A spokesman for her National League for Democracy party said Tuesday the Nobel laureate will compete for a seat in her home district outside of Rangoon.

Last week, the government approved the NLD to participate in the April 1 elections, marking its return to mainstream politics after two decades. But it had been unclear whether Aung San Suu Kyi herself would compete for a seat.

The campaign marks the first time the pro-democracy leader has pursued political office. Her party won a landslide victory in 1990, but the ruling military government prevented it from assuming power. Aung San Suu Kyi spent much of her time since then under house arrest, gaining her freedom in 2010 as the junta agreed to parliamentary elections late that year.  

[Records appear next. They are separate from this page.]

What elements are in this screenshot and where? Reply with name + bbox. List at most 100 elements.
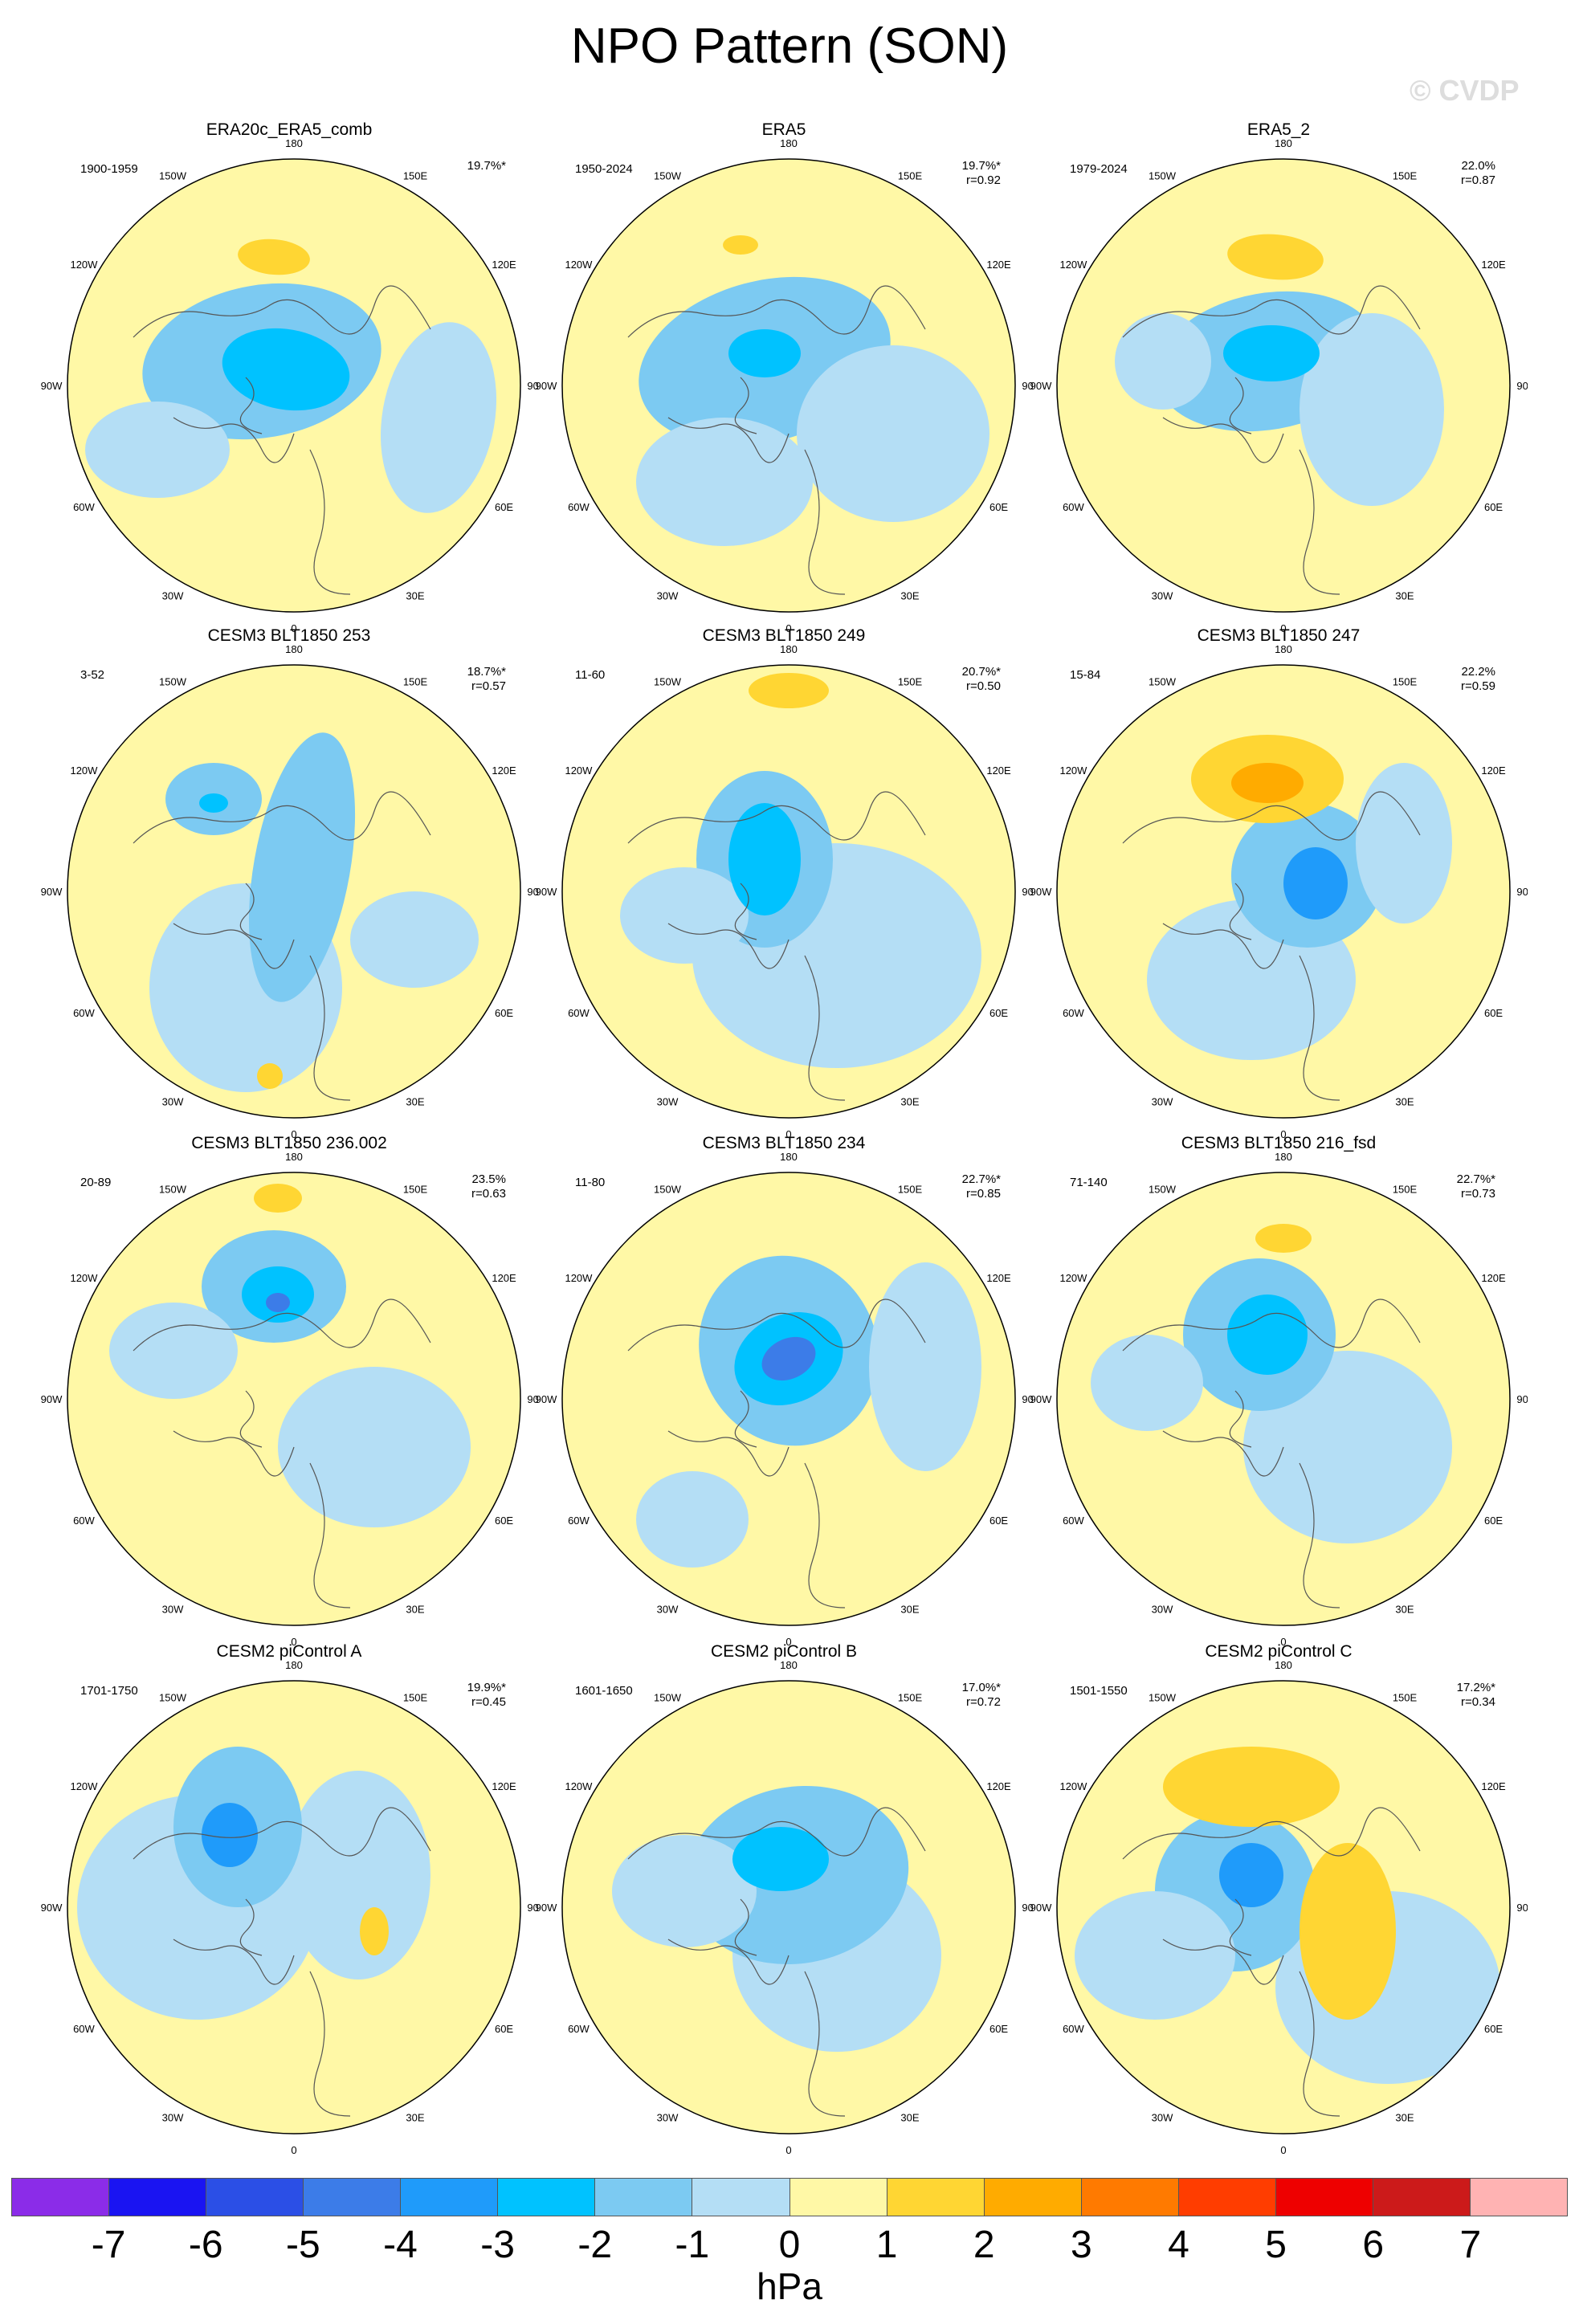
longitude-label: 0 — [785, 1128, 791, 1140]
variance-percent: 19.7%* — [467, 159, 506, 173]
panel-title: CESM2 piControl C — [1205, 1642, 1353, 1661]
longitude-label: 60E — [495, 1515, 513, 1527]
colorbar-label: -4 — [383, 2224, 418, 2266]
polar-map: 180 150E 120E 90E 60E 30E 0 30W 60W 90W 120W 150W — [536, 137, 1033, 634]
longitude-label: 60E — [1484, 1007, 1503, 1019]
longitude-label: 150W — [1149, 1183, 1177, 1195]
panel-title: CESM3 BLT1850 249 — [702, 626, 866, 645]
coastline — [627, 1299, 926, 1608]
panel-period: 1979-2024 — [1070, 162, 1128, 176]
longitude-label: 120E — [492, 1780, 516, 1792]
longitude-label: 180 — [285, 137, 303, 149]
polar-map: 180 150E 120E 90E 60E 30E 0 30W 60W 90W 120W 150W — [41, 137, 538, 634]
longitude-label: 90E — [1022, 1902, 1033, 1914]
longitude-label: 30E — [1395, 1096, 1414, 1108]
coastline — [133, 1807, 431, 2117]
longitude-label: 150W — [159, 1183, 187, 1195]
panel-period: 1900-1959 — [80, 162, 138, 176]
longitude-label: 90W — [536, 1393, 557, 1405]
longitude-label: 0 — [291, 1128, 296, 1140]
longitude-label: 60E — [495, 501, 513, 513]
longitude-label: 150W — [159, 675, 187, 687]
panel-variance: 22.7%* r=0.85 — [962, 1172, 1001, 1201]
anomaly-contour — [254, 1184, 302, 1213]
colorbar-swatch — [1081, 2179, 1179, 2216]
longitude-label: 120W — [70, 1780, 98, 1792]
colorbar-swatch — [1178, 2179, 1276, 2216]
longitude-label: 120E — [1481, 1272, 1506, 1284]
anomaly-contour — [1163, 1747, 1340, 1827]
map-boundary — [561, 1680, 1016, 2134]
map-panel: 180 150E 120E 90E 60E 30E 0 30W 60W 90W 120W 150W CE… — [535, 1134, 1033, 1648]
coastline — [1122, 285, 1421, 595]
map-boundary — [67, 158, 521, 613]
anomaly-contour — [1231, 763, 1304, 803]
colorbar-label: 4 — [1168, 2224, 1189, 2266]
longitude-label: 90E — [527, 1393, 538, 1405]
anomaly-contour — [85, 402, 230, 498]
coastline — [627, 1807, 926, 2117]
panel-variance: 19.7%* — [467, 159, 506, 173]
coastline — [133, 285, 431, 595]
polar-map: 180 150E 120E 90E 60E 30E 0 30W 60W 90W 120W 150W — [536, 1659, 1033, 2156]
longitude-label: 150E — [403, 675, 428, 687]
longitude-label: 120E — [1481, 1780, 1506, 1792]
longitude-label: 90W — [1030, 380, 1052, 392]
colorbar-swatch — [1373, 2179, 1471, 2216]
longitude-label: 30W — [1152, 590, 1173, 602]
anomaly-contour — [797, 345, 989, 522]
panel-title: CESM2 piControl B — [710, 1642, 858, 1661]
longitude-label: 150E — [403, 1691, 428, 1703]
panel-variance: 17.0%* r=0.72 — [962, 1681, 1001, 1710]
longitude-label: 90W — [536, 886, 557, 898]
longitude-label: 120E — [492, 1272, 516, 1284]
longitude-label: 30W — [162, 1604, 184, 1616]
panel-variance: 22.0% r=0.87 — [1461, 159, 1495, 188]
longitude-label: 120W — [1059, 1272, 1087, 1284]
variance-percent: 17.0%* — [961, 1681, 1001, 1694]
longitude-label: 60W — [73, 2023, 95, 2035]
longitude-label: 90W — [41, 886, 63, 898]
longitude-label: 30E — [900, 590, 919, 602]
anomaly-contour — [1283, 847, 1348, 919]
anomaly-contour — [636, 418, 813, 546]
longitude-label: 150E — [898, 1183, 923, 1195]
longitude-label: 180 — [1275, 1151, 1292, 1163]
coastline — [627, 285, 926, 595]
longitude-label: 120W — [565, 764, 593, 777]
panel-period: 11-60 — [575, 668, 606, 682]
longitude-label: 60W — [568, 1515, 590, 1527]
colorbar-swatch — [1275, 2179, 1373, 2216]
colorbar-label: -3 — [480, 2224, 515, 2266]
panel-variance: 18.7%* r=0.57 — [467, 665, 506, 694]
map-boundary — [67, 1680, 521, 2134]
panel-period: 1701-1750 — [80, 1684, 138, 1698]
coastline — [627, 791, 926, 1101]
polar-map: 180 150E 120E 90E 60E 30E 0 30W 60W 90W 120W 150W — [536, 1151, 1033, 1648]
variance-percent: 19.7%* — [961, 159, 1001, 173]
longitude-label: 150W — [654, 169, 682, 181]
anomaly-contour — [1223, 325, 1320, 381]
anomaly-contour — [350, 891, 479, 988]
longitude-label: 120E — [986, 1272, 1011, 1284]
anomaly-contour — [1115, 313, 1211, 410]
panel-title: ERA5 — [761, 120, 806, 139]
coastline — [133, 1299, 431, 1608]
panel-variance: 20.7%* r=0.50 — [962, 665, 1001, 694]
coastline — [133, 791, 431, 1101]
colorbar-label: 6 — [1362, 2224, 1385, 2266]
colorbar-swatch — [984, 2179, 1082, 2216]
colorbar-label: -7 — [91, 2224, 126, 2266]
longitude-label: 60W — [73, 1007, 95, 1019]
panel-title: CESM3 BLT1850 216_fsd — [1181, 1134, 1377, 1152]
longitude-label: 30E — [406, 1604, 424, 1616]
longitude-label: 90W — [536, 1902, 557, 1914]
anomaly-contour — [248, 732, 356, 1002]
map-boundary — [1056, 1172, 1511, 1626]
variance-percent: 22.0% — [1461, 159, 1495, 173]
variance-percent: 18.7%* — [467, 665, 506, 679]
longitude-label: 150W — [1149, 169, 1177, 181]
longitude-label: 60W — [1063, 2023, 1084, 2035]
colorbar-label: -5 — [286, 2224, 320, 2266]
longitude-label: 150W — [1149, 675, 1177, 687]
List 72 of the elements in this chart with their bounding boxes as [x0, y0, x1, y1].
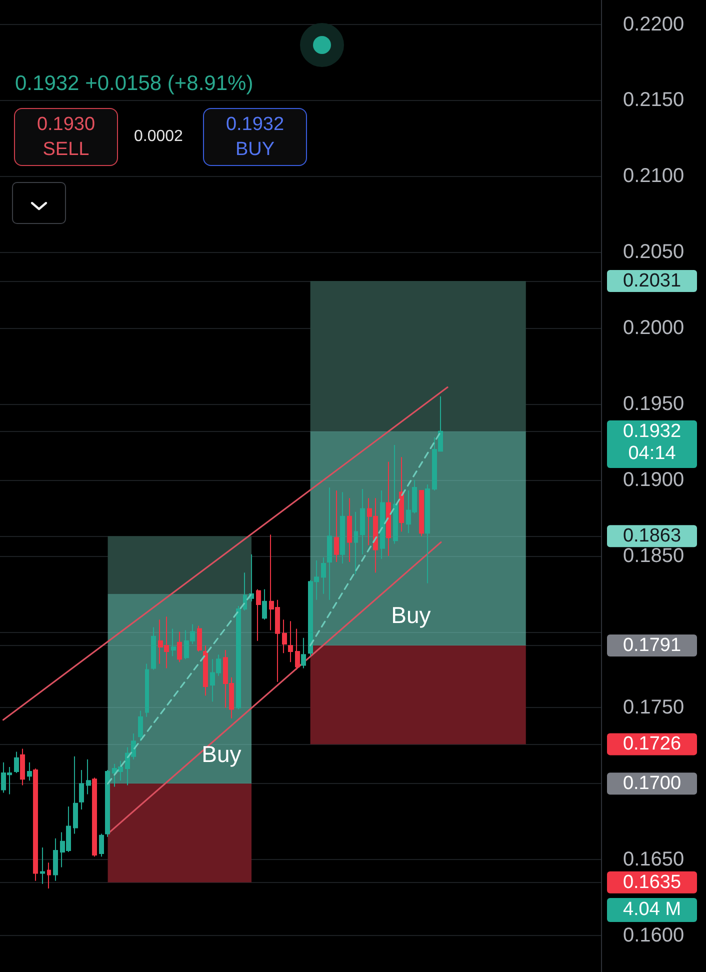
- y-tick-label: 0.2200: [623, 13, 684, 36]
- candlestick: [301, 637, 306, 669]
- y-tick-label: 0.1750: [623, 696, 684, 719]
- y-tick-label: 0.2150: [623, 89, 684, 112]
- candlestick: [321, 556, 326, 594]
- y-tick-label: 0.2031: [622, 270, 682, 292]
- candlestick: [425, 484, 430, 584]
- candlestick: [73, 756, 78, 834]
- text: Buy: [202, 740, 242, 767]
- candlestick: [399, 456, 404, 532]
- candlestick: [393, 444, 398, 544]
- text: 0.1932 +0.0158 (+8.91%): [15, 72, 254, 96]
- candlestick: [27, 762, 32, 782]
- candlestick: [295, 628, 300, 670]
- candlestick: [334, 490, 339, 562]
- candlestick: [14, 751, 19, 774]
- candlestick: [197, 625, 202, 652]
- candlestick: [282, 619, 287, 654]
- y-tick-label: 0.1600: [623, 924, 684, 947]
- candlestick: [145, 663, 149, 718]
- candlestick: [171, 628, 176, 657]
- candlestick: [92, 777, 97, 858]
- y-tick-label: 0.1950: [623, 392, 684, 415]
- y-tick-label: 0.1863: [622, 526, 682, 547]
- y-tick-label: 0.2000: [623, 317, 684, 340]
- y-tick-label: 0.2050: [623, 241, 684, 264]
- candlestick: [340, 492, 345, 564]
- candlestick: [151, 626, 156, 670]
- candlestick: [243, 572, 247, 612]
- candlestick: [347, 498, 352, 562]
- candlestick: [203, 644, 208, 696]
- candlestick: [327, 487, 332, 600]
- candlestick: [249, 554, 254, 602]
- annotation: 0.1932: [226, 114, 284, 136]
- y-tick-label: 0.1726: [622, 734, 682, 755]
- text: Buy: [391, 602, 431, 628]
- candlestick: [86, 758, 91, 795]
- candlestick: [138, 710, 143, 742]
- candlestick: [380, 490, 385, 560]
- rounded-button: 0.1930 SELL: [14, 108, 118, 166]
- candlestick: [47, 862, 51, 889]
- y-tick-label: 0.1635: [622, 872, 682, 893]
- y-tick-label: 0.1791: [622, 634, 682, 656]
- y-tick-label: 0.1700: [622, 773, 682, 794]
- text: 4.04 M: [622, 899, 682, 921]
- candlestick: [419, 490, 424, 537]
- candlestick: [53, 838, 58, 882]
- y-tick-label: 0.1850: [623, 544, 684, 567]
- annotation: 0.0002: [134, 127, 183, 147]
- candlestick: [99, 833, 104, 858]
- candlestick: [20, 748, 25, 786]
- candlestick: [33, 768, 38, 882]
- y-tick-label: 0.2100: [623, 165, 684, 188]
- candlestick: [236, 605, 241, 710]
- text: 04:14: [628, 443, 676, 466]
- candlestick: [79, 770, 84, 810]
- candlestick: [386, 461, 391, 556]
- candlestick: [105, 770, 110, 838]
- candlestick: [40, 846, 45, 884]
- y-tick-label: 0.1650: [623, 848, 684, 871]
- y-tick-label: 0.1900: [623, 468, 684, 491]
- candlestick: [354, 511, 358, 575]
- candlestick: [177, 631, 182, 663]
- candlestick: [360, 488, 365, 555]
- candlestick: [262, 588, 267, 620]
- annotation: SELL: [42, 139, 90, 161]
- candlestick: [256, 588, 261, 642]
- annotation: 0.1930: [36, 114, 96, 136]
- annotation: BUY: [235, 139, 275, 161]
- rounded-button: 0.1932 BUY: [203, 108, 307, 166]
- y-tick-label: 0.1932: [622, 420, 682, 442]
- candlestick: [288, 620, 293, 663]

The NLD boycotted general elections in November 2010 because of restrictions that prevented Aung San Suu Kyi from running. That vote installed a nominally civilian government that has made a series of reforms, including beginning a dialogue with opposition groups.

Nicholas Farrelly, a Burma analyst at the Australian National University, says the NLD's decision to compete in the upcoming elections reflects a significant change in Burma's political climate.

"Since the elections that were held back in November 2010, so much has changed in the politics of Burma, and I think we see that so clearly with this recent effort by Aung San Suu Kyi and her supporters to become active players once again in the country's mainstream political system," said Farrelly.

Farrelly warns that the outcome of the upcoming elections may not significantly impact government policy. But he says it still represents a symbolic step in Burma's path to democracy.

"To have Aung San Suu Kyi sitting in the National Assembly would be a real turn for the better," said Farrelly. "For the country, it would perhaps show that some of the vitriol and confrontation and bad blood which has tended to affect the country's politics is starting to be forgotten, and with that, there may be more opportunities for more compromise and for some kind of reconciliation."

The elections are intended to fill 48 parliamentary seats vacated by those who have since become government ministers. But the number of seats available is not enough to threaten the resounding majority held by the ruling military-backed party.